Today, besides those institutions just mentioned, Morningside Heights
is home to the Manhattan School of Music, the Jewish Theological Seminary, Riverside Church, International House, the InterChurch Center, Bank
Street College of Education, St. Hilda’s and St. Hugh’s School, and the Goddard Institute for Space Studies, to name only the neighborhood’s most visible
residents. These institutions brought with them increasing numbers of people who, with the extension of the IRT subway line along Broadway in 1904,
ignited residential development on Morningside Heights. This coincided with the period in the early 20th century when architects and contractors,
pressured by the city’s booming population, were perfecting the design and construction of ever larger apartment buildings.
Morningside Heights consequently became Manhattan’s first neighborhood whose original residential dwelling was not the single-family home but
the multi-family apartment house. Built to last, with spacious apartments and handsome entrances, these buildings imbue Morningside Heights
with an understated pre-war grandeur that few other neighborhoods in Manhattan can match.
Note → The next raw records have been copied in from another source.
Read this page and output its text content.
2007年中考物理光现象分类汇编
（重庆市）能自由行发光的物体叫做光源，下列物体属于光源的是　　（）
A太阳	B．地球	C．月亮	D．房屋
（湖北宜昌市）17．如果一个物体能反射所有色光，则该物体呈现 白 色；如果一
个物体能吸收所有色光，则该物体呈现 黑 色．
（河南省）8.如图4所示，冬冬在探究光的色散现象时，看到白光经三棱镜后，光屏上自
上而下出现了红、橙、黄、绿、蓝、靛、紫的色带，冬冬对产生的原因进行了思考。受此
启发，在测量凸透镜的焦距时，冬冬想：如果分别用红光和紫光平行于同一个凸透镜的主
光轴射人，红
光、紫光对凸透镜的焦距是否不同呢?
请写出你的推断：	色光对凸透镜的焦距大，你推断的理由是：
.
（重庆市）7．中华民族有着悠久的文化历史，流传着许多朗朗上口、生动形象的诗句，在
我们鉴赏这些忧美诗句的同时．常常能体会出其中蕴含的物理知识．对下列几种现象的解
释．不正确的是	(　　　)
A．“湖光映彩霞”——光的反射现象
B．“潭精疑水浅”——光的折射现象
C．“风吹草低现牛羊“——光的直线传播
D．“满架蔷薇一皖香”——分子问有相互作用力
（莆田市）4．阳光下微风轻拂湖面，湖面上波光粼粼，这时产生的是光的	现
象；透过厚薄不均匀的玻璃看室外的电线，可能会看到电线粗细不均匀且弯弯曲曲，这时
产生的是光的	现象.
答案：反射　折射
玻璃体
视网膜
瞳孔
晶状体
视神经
Once considered remote, Morningside Heights is now accessible by no less than five bus lines (M4, M5, M11,
M60, and M104), a subway line (IRT 1/9), and of course New York’s ubiquitous yellow cabs. Lincoln Center and midtown Manhattan are now just 10 to 20
minutes from College Walk, Columbia’s central thoroughfare. Wall Street, on the island’s southern tip overlooking New York’s harbor, is a
mere 30 minutes away by subway.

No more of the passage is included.